JoAnn Buscaglia began her career in biometrics through forensic science research and development. In the early 2000s, she served as a research chemist in the FBI’s Laboratory Counterterrorism and Forensic Science Research Unit (CFSRU). While there, she assisted with latent fingerprint research to develop quantitative measurements and assess the scientific basis of identification conclusions in order to address court admissibility challenges to the discipline.
In 2002, Buscaglia began working with automated fingerprint identification system (AFIS) algorithms as a tool for quantification of fingerprint features. She also wanted to explore the possibility of using image-based and other non-minutia-based algorithms for latent print searching and matching in AFIS. In 2004-2005, she served on an internal FBI Laboratory panel to assess the research needs of the latent print discipline, particularly related to the scientific basis of conclusions. That panel laid out a portfolio of research Buscaglia has led over the last decade, resulting in several high-profile publications on latent print decision analysis.
When Buscaglia began to work in biometrics she was introduced as a “research chemist” when delivering presentations at conferences. She often found herself explaining why a chemist was doing biometrics. “My career path in biometrics is atypical of many in the field,” she explains. “My formal education – bachelor’s and master’s degrees – are in forensic science (criminalistics, in particular) with an emphasis on trace chemical composition and microscopy of trace evidentiary materials.”
Buscaglia completed her PhD in 1999, with a dissertation also in the area of trace elemental analysis of materials. Prior to joining the FBI Laboratory, she worked for almost a decade in academia and as a consultant for both private- and public-sector forensic, environmental, and industrial hygiene laboratories. “Because of my strong foundation in forensic science — including pattern evidence analysis, research and statistics — I was assigned to assist with latent print research in response to court challenges to the foundations of the discipline.”

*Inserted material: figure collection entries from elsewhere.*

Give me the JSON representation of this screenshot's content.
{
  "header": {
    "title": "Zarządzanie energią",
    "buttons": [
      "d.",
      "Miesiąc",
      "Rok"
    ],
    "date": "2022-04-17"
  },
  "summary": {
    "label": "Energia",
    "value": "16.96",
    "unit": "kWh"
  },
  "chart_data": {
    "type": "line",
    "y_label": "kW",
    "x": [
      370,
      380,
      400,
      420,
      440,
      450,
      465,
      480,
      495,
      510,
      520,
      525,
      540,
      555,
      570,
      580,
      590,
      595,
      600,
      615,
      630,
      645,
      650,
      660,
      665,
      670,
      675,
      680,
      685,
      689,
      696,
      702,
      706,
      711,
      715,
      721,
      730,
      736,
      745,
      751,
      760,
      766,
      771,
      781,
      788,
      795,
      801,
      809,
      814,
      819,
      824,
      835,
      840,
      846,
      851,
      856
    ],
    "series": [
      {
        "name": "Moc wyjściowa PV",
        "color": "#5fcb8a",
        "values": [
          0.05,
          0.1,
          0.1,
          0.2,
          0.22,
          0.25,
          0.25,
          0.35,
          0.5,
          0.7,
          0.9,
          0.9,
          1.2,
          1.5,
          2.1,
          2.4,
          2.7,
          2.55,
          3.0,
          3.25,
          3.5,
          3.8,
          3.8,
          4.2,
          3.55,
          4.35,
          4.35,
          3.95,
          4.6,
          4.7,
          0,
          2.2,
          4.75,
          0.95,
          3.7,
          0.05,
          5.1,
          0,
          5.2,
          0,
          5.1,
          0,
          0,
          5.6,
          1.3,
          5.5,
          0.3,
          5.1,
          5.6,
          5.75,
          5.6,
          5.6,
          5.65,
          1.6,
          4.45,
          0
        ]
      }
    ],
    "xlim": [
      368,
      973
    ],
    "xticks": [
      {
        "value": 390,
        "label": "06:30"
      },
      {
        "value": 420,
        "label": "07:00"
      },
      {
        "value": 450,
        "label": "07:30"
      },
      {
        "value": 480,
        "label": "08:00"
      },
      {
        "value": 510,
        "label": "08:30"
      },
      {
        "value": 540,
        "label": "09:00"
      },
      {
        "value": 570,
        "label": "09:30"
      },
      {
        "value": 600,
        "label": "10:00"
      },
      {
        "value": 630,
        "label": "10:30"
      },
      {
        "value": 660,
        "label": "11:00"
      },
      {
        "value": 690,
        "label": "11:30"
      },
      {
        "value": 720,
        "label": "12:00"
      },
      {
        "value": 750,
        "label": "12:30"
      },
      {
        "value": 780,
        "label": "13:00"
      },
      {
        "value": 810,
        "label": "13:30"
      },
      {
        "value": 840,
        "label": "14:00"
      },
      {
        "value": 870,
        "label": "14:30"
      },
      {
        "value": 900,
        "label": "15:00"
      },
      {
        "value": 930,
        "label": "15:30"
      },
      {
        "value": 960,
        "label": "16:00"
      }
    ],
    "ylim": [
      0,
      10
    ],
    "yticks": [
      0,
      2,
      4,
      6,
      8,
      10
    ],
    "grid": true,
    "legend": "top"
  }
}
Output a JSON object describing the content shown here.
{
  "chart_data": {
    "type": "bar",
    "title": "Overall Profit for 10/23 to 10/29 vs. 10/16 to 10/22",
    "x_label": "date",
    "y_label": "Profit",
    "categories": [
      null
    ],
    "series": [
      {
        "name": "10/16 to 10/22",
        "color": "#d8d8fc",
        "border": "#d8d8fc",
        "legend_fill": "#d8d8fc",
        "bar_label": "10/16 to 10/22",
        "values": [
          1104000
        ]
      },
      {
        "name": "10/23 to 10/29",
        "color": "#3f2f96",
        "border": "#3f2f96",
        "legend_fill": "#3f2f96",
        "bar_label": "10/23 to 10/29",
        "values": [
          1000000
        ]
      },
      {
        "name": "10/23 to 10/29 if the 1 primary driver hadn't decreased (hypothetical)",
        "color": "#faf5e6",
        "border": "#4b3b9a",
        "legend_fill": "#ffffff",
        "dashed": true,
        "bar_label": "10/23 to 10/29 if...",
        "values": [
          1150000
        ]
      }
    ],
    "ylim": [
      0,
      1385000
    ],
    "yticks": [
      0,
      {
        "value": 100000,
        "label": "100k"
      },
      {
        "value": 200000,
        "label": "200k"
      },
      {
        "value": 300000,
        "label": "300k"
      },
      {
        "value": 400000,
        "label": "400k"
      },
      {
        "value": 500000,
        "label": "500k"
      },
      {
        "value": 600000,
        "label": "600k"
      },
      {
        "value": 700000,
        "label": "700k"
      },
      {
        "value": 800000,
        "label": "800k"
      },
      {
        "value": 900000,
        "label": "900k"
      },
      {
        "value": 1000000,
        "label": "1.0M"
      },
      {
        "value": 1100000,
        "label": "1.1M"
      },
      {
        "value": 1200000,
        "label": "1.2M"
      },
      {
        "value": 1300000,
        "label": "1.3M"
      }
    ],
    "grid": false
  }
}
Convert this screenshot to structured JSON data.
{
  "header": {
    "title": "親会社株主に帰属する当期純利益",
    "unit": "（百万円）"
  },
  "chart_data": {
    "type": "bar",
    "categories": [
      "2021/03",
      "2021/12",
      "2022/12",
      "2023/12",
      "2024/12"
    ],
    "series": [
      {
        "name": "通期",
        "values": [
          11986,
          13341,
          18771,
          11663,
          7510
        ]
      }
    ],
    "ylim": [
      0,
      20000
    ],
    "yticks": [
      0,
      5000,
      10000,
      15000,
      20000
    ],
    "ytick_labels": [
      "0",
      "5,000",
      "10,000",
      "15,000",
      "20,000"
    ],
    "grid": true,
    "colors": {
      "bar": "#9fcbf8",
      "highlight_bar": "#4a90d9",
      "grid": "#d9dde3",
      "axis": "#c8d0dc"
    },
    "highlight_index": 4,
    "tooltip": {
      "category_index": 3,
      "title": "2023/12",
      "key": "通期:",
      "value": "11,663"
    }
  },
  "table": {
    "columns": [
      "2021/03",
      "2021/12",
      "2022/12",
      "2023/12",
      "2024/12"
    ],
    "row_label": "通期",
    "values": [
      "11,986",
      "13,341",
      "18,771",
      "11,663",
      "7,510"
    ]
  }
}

She now has more than 18 years with the FBI Laboratory’s CFSRU and nearly 14 years in biometrics research. Much of her biometric research has been supported through collaboration with the FBI Criminal Justice Information Systems Division Biometrics Center of Excellence.
“In addition to biometric research in latent prints, I have led research for more than 10 years in the use of handwriting as a biometric, and in the development and testing of an automated handwriting identification system — FLASH ID — which is now deployed in the FBI Laboratory Questioned Documents Unit,” she adss.
Buscaglia says her proudest accomplishment in biometrics is leading the FBI Laboratory “Black Box” latent print examiner decision analysis study, which quantified the accuracy, repeatability and reproducibility of LPE decisions. Black Box was the first, large-scale study to estimate error rates for latent print examiners.
“Our first manuscript from this study was published in the Proceedings of the National Academy of Sciences and introduced as evidence in trial the day after its electronic publication,” she says. “It is both rare and gratifying to see that kind of immediate impact and transitioning of our research into practice.”
This ongoing portfolio of research, with the follow-on “White Box” study, has resulted in several publications and has been part of nearly every criminal case involving challenges to fingerprint evidence, supporting the continued scientific admissibility of biometric fingerprint evidence in court.
The Black Box and White Box research has been frequently cited by the judiciary system, the Department of Justice Inspector General, and in the scientific literature. Most recently, our work was recognized by the White House Office of Science and Technology-sponsored President’s Council of Advisors on Science and Technology (PCAST) in its September 2016 “Report to the President – Forensic Science in Criminal Courts: Ensuring the Scientific Validity of Feature-Based Comparison Methods.”
The PCAST report cited her publications extensively and concluded that, “…the FBI Laboratory’s studies have significantly advanced the field.” It has been an honor to lead such a highly qualified, dedicated research team and rewarding to see the impact of our work on criminal justice and security.